傍にある薬草を丁寧に摘み取り、薬を作るための道具を出していた私はふいに視線を上げる。
視界に入った青空に一人目を細めた。



―――木のぼりの修行。
カカシ先生が言い渡したそれを難なくクリアしたのはサクラだけじゃなく。
精密なチャクラコントロールを得意とする己の特徴を生かすため、初めてリンカさんより修行を言われたのがこの木のぼりの修行だったのだ。
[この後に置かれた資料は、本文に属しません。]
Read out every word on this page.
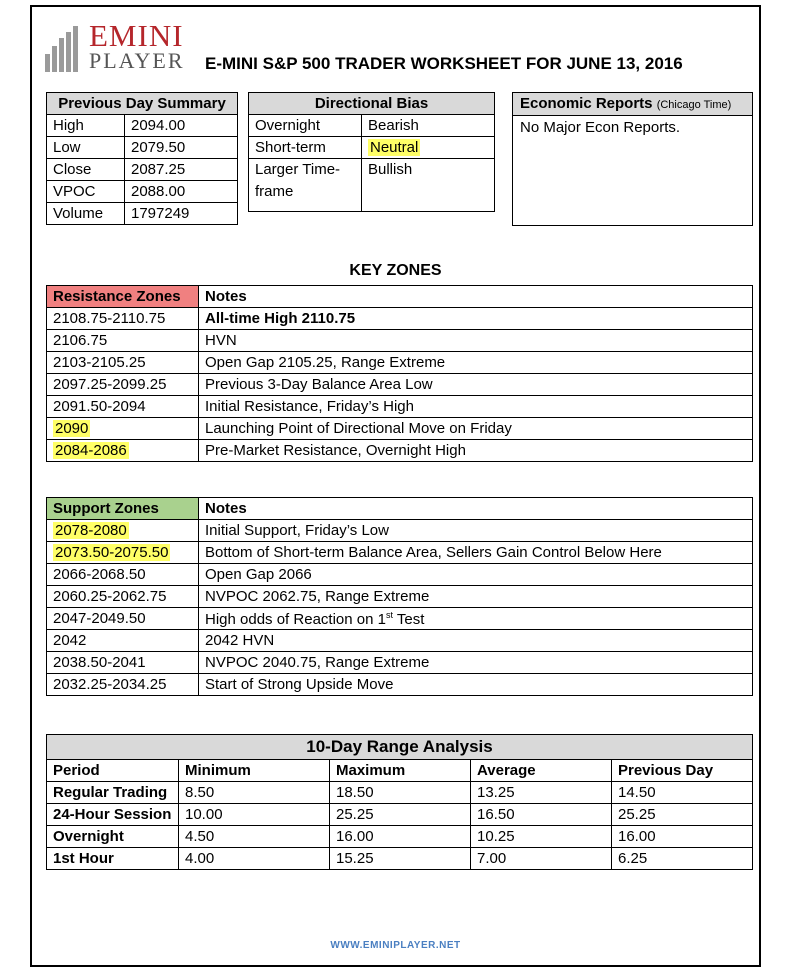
EMINI
PLAYER E-MINI S&P 500 TRADER WORKSHEET FOR JUNE 13, 2016
Previous Day Summary	
High	2094.00
Low	2079.50
Close	2087.25
VPOC	2088.00
Volume	1797249
Directional Bias	
Overnight	Bearish
Short-term	Neutral
Larger Time-frame	Bullish
Economic Reports (Chicago Time)
No Major Econ Reports.
KEY ZONES
Resistance Zones	Notes
2108.75-2110.75	All-time High 2110.75
2106.75	HVN
2103-2105.25	Open Gap 2105.25, Range Extreme
2097.25-2099.25	Previous 3-Day Balance Area Low
2091.50-2094	Initial Resistance, Friday’s High
2090	Launching Point of Directional Move on Friday
2084-2086	Pre-Market Resistance, Overnight High
Support Zones	Notes
2078-2080	Initial Support, Friday’s Low
2073.50-2075.50	Bottom of Short-term Balance Area, Sellers Gain Control Below Here
2066-2068.50	Open Gap 2066
2060.25-2062.75	NVPOC 2062.75, Range Extreme
2047-2049.50	High odds of Reaction on 1st Test
2042	2042 HVN
2038.50-2041	NVPOC 2040.75, Range Extreme
2032.25-2034.25	Start of Strong Upside Move
10-Day Range Analysis				
Period	Minimum	Maximum	Average	Previous Day
Regular Trading	8.50	18.50	13.25	14.50
24-Hour Session	10.00	25.25	16.50	25.25
Overnight	4.50	16.00	10.25	16.00
1st Hour	4.00	15.25	7.00	6.25
WWW.EMINIPLAYER.NET
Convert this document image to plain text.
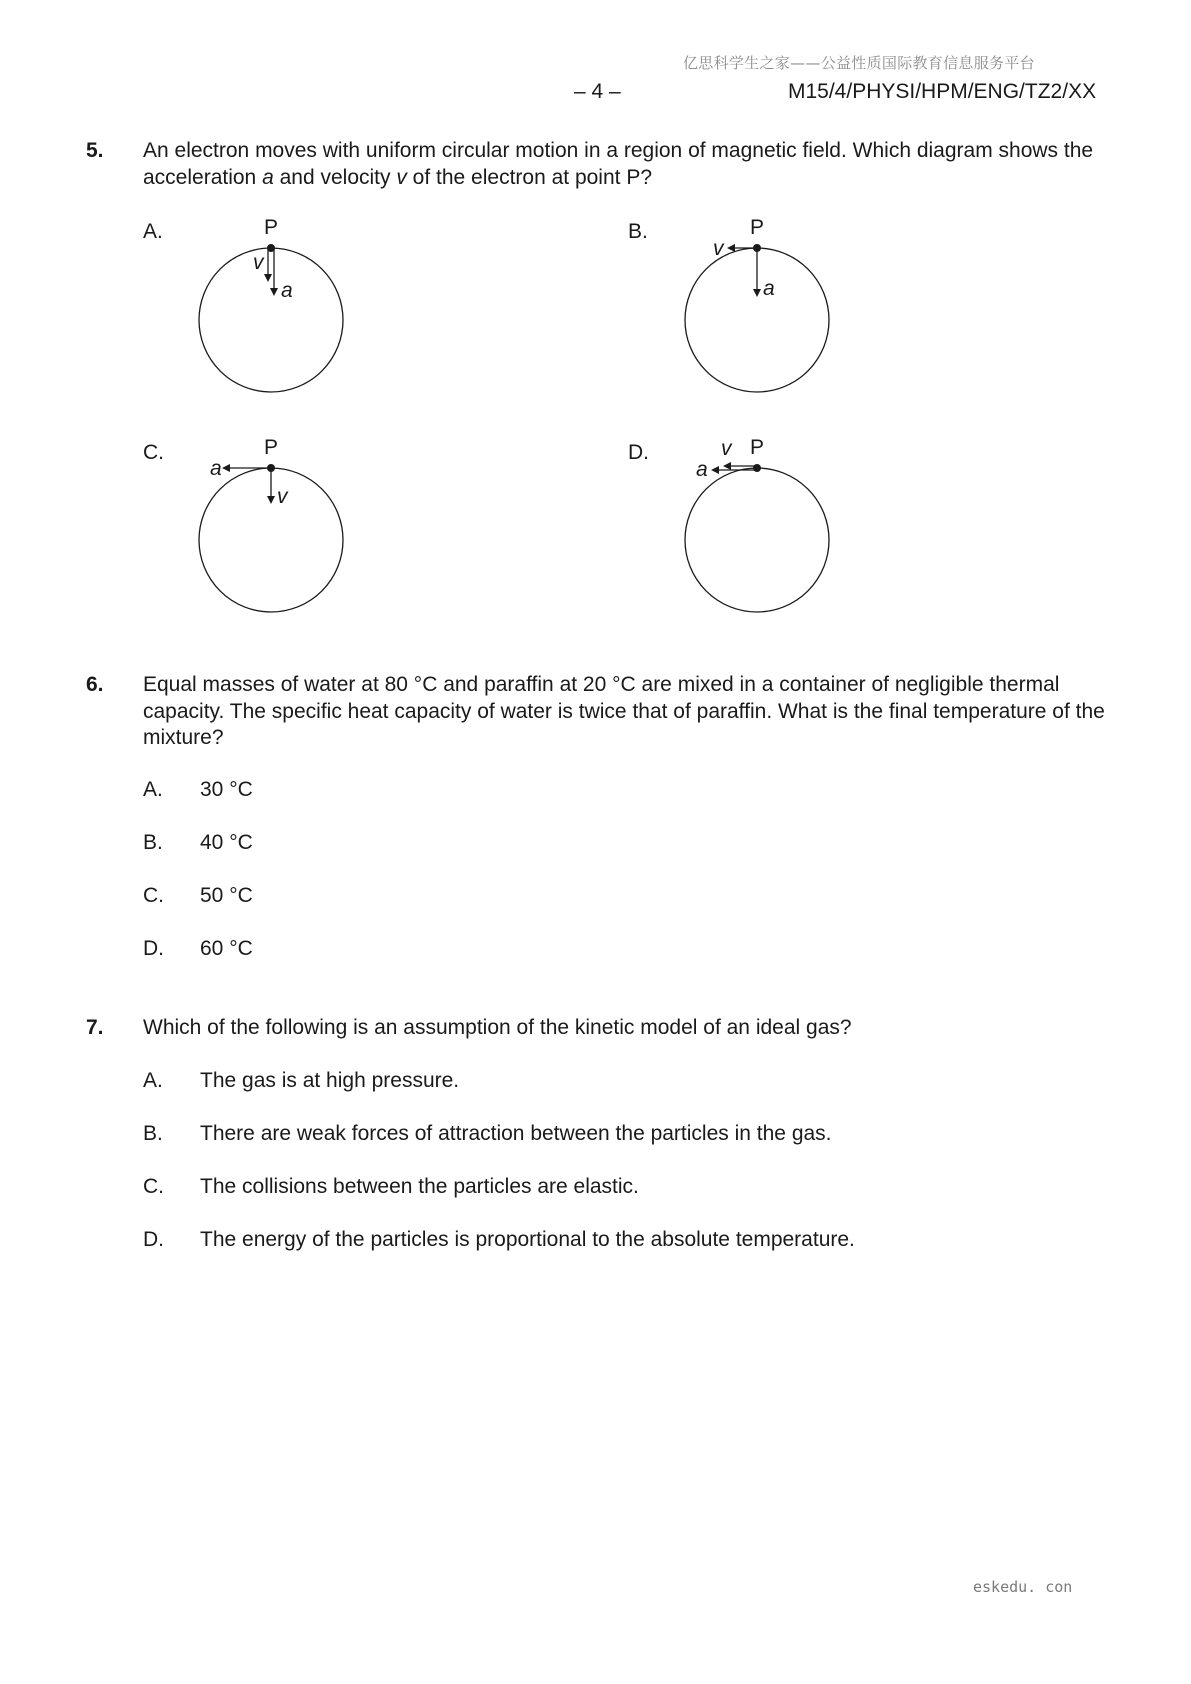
亿思科学生之家——公益性质国际教育信息服务平台
– 4 –	M15/4/PHYSI/HPM/ENG/TZ2/XX
5. An electron moves with uniform circular motion in a region of magnetic field. Which diagram shows the acceleration a and velocity v of the electron at point P?
A.	P
v
a
B.	P
v
a
C.	P
a
v
D.	P
v
a
6. Equal masses of water at 80 °C and paraffin at 20 °C are mixed in a container of negligible thermal capacity. The specific heat capacity of water is twice that of paraffin. What is the final temperature of the mixture?
A. 30 °C
B. 40 °C
C. 50 °C
D. 60 °C
7. Which of the following is an assumption of the kinetic model of an ideal gas?
A. The gas is at high pressure.
B. There are weak forces of attraction between the particles in the gas.
C. The collisions between the particles are elastic.
D. The energy of the particles is proportional to the absolute temperature.
eskedu. con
苦戦するサスケとナルトも昨日より、修行を無事終わることができて。
爆睡するナルトを見ながら、彼が起きるまで待っているとカカシ先生に言った私の次の行動はこの森に薬草をつみにくること。

これから起こるであろう物語に小さく息を吐いた。




「―――助けた方が良いのかなあ…」



――原作を壊すというのは、酷く怖い。
自分がこの世界にいるということを忘れてしまう時があるほど、私は自分が生まれ変わった世界が好きだ。



以前、再不斬と戦った時に思った第七班への感情。

私は、短い時間を過ごした同期の彼らのことを好きだと思った。




再び、空を見上げ息を吐く。
ふと脳裏に浮かび上がった一人の人間の顔に思わず首を傾げた。




周りの人間に比べ、大人しく生活していた私に皆と同じ優しさを向けた教師の姿。




「―――イルカ…先生かあ…」



不器用で素直で真っ直ぐな彼の人柄に会って話したい。
そんな風に感じてしまった私は、小さな微笑を溢した。




(―――私も、まだまだ子どもだなあ…)





―――会う口実なんて、ないというのに。
それでも尚、会いたいと感じる己の感情に首を傾げていた私は、微かに響いた悲鳴に目を見開いた。



(―――あの声って…イナリくんの…)




マイペースに薬を作って過ごしていたらこんなにも時間が経っていたのか。
なんて我に返った私は、既に作り終わった傷薬を瓶に入れ、立ち上がる。
揺れる木々の中、瞬身の術を使い彼らの元へと足を速めた。